Security Analysis of Integer Learning with Errors with Rejection Sampling
Kyle Yates, Antsa Pierrottet, Abdullah Al Mamun, Ryann Cartor, Mashrur Chowdhury, Shuhong Gao
TL;DR
This work analyzes the security of integer learning with errors (ILWE) when rejection sampling is used in lattice-based digital signatures, evaluating the direct ILWE instances derived from signature data without side-channel leakage. It extends and simulates Bootle et al.'s least-squares attack using real-valued matrix representations of polynomials and develops large-sample strategies to test parameter security, with experiments on CRYSTALS-Dilithium-like rejection sampling.
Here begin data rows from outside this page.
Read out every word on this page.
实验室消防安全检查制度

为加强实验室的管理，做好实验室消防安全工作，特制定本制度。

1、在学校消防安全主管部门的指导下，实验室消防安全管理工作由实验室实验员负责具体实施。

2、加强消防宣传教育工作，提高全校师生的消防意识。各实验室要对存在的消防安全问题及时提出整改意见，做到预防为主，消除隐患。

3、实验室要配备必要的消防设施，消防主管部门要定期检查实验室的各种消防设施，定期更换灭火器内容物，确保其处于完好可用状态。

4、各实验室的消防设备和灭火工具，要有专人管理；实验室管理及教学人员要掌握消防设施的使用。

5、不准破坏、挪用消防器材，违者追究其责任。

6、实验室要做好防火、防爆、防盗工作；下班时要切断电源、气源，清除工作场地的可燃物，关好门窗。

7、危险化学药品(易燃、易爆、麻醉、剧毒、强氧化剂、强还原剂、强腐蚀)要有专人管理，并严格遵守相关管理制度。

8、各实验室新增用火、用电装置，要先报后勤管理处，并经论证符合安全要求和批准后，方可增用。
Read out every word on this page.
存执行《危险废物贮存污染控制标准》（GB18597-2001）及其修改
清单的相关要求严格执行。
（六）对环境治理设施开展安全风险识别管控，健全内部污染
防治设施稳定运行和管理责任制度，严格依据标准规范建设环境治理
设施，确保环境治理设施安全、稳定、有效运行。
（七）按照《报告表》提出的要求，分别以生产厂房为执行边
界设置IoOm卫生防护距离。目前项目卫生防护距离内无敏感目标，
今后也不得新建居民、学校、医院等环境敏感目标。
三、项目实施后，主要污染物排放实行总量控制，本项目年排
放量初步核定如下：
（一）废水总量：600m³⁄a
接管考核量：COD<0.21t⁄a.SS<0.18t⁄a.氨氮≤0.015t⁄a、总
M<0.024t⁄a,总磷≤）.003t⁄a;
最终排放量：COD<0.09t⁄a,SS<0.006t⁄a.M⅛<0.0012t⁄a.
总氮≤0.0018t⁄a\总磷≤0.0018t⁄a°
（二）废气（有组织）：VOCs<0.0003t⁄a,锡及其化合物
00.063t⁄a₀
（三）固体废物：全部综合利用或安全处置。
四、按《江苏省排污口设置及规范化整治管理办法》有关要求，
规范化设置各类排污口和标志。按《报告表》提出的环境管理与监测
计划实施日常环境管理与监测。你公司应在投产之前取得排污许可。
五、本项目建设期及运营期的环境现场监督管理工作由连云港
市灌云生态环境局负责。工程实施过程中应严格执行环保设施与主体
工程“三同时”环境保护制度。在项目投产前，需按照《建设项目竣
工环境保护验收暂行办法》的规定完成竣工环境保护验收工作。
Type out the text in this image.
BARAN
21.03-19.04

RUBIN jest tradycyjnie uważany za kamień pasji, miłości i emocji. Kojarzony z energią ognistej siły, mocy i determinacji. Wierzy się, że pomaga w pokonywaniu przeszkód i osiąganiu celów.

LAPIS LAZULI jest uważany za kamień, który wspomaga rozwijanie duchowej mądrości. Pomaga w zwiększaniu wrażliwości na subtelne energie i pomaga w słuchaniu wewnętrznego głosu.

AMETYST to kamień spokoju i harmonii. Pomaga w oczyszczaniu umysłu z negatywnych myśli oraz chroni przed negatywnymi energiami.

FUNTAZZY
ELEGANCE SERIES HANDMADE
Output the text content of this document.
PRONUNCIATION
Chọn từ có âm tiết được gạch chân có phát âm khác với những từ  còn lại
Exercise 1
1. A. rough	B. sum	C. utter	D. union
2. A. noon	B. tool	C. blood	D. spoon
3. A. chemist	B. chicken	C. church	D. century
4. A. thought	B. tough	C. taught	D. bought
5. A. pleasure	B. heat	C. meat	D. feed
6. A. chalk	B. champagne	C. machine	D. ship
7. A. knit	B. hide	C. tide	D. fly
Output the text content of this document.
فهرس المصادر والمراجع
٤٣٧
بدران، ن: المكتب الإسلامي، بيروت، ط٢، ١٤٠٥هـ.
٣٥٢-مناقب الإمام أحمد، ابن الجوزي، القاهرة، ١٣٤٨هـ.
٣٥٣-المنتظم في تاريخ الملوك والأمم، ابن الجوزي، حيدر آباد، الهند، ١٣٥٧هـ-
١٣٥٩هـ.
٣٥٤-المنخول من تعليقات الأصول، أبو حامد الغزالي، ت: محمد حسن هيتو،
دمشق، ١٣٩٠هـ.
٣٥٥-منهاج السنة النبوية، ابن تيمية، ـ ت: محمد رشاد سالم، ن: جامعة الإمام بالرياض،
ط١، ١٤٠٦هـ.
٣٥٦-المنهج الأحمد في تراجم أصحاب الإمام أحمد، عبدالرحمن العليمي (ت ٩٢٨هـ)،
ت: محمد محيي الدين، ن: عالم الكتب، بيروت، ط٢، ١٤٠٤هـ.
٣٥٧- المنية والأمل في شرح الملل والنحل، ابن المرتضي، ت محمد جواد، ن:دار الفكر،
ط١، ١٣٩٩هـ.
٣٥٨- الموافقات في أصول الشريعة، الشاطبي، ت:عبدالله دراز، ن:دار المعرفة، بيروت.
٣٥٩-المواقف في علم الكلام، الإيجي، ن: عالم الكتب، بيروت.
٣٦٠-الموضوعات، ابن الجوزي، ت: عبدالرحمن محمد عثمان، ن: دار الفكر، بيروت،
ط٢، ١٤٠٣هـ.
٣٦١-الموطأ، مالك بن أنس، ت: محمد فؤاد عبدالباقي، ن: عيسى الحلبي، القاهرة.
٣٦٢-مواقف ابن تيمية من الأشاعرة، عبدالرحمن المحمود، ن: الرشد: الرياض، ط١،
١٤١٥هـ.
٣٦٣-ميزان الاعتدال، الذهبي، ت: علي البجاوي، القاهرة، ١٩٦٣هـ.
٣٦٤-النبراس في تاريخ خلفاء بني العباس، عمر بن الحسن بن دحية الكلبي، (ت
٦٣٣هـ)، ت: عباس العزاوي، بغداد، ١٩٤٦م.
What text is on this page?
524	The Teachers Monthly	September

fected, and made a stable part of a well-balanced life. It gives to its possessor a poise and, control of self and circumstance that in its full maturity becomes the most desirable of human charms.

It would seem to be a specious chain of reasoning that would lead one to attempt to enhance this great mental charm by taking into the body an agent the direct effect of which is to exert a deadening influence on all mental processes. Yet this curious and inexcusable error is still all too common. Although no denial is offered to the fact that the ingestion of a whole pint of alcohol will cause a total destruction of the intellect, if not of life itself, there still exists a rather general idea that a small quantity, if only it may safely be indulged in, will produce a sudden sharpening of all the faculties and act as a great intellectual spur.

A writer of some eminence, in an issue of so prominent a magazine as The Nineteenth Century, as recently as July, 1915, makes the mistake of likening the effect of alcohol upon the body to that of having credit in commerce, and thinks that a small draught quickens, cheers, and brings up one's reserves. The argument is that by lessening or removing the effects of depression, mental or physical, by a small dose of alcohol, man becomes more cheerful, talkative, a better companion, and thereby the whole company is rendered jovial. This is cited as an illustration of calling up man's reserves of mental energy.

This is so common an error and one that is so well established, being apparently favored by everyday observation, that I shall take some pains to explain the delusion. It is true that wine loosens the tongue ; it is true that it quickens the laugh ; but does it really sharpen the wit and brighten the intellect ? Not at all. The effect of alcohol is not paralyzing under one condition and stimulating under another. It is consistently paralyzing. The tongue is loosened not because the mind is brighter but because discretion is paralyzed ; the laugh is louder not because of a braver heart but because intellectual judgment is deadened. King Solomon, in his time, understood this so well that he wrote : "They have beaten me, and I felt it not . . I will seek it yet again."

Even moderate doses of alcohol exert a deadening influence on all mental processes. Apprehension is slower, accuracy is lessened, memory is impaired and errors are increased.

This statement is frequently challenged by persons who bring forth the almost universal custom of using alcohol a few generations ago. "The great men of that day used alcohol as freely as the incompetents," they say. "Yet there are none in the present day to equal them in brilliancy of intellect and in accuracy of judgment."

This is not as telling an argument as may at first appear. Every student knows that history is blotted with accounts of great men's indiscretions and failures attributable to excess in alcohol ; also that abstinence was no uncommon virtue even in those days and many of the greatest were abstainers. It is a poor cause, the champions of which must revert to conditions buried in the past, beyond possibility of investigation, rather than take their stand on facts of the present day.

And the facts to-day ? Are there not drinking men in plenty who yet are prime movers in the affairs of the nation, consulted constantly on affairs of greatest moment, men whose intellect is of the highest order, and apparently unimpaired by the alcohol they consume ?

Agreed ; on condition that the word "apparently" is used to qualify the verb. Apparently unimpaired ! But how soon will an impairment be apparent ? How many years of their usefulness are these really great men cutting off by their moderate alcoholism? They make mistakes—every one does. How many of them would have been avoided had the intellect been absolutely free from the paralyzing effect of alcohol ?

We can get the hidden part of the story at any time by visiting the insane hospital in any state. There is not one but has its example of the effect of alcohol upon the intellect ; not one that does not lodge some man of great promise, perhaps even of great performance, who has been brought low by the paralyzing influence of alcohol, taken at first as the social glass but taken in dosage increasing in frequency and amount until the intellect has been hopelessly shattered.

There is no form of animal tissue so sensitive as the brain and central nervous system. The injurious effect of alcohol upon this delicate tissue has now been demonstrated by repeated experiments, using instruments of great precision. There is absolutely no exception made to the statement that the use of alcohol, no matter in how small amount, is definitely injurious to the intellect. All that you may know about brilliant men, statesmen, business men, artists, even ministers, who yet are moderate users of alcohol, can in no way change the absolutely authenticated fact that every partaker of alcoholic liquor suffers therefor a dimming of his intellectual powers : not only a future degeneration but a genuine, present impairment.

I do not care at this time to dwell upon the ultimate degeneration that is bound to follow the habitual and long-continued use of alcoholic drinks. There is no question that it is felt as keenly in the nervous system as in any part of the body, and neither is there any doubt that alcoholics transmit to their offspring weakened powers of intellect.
The results show that, for subgaussian distributions, the LS attack can recover the secret under certain parameter regimes, while uniform distributions and practical parameter choices remain resistant. The study underscores the importance of sampling distribution and parameter selection in ILWE-based signatures and discusses implications for real-world deployment in critical domains such as Intelligent Transportation Systems and post-quantum security.
Abstract
At ASIACRYPT 2018, a digital attack based on linear least squares was introduced for a variant of the learning with errors (LWE) problem which omits modular reduction known as the integer learning with errors problem (ILWE). In this paper, we present a theoretical and experimental study of the effectiveness of the attack when applied directly to small parameter ILWE instances found in popular digital signature schemes such as CRYSTALS-Dilithium which utilize rejection sampling. Unlike other studies which form ILWE instances based on additional information obtained from side-channel attacks, we take a more direct approach to the problem by constructing our ILWE instance from only the obtained signatures. We outline and introduce novel techniques in our simulation designs such as modular polynomial arithmetic via matrices in $\mathbb{R}$, as well as algorithms for handling large sample sizes efficiently. Our experimental results reinforce the proclaimed security of signature schemes based on ILWE. We additionally discuss the implications of our work and digital signatures as a whole in regards to real-world applications such as in Intelligent Transportation Systems (ITS).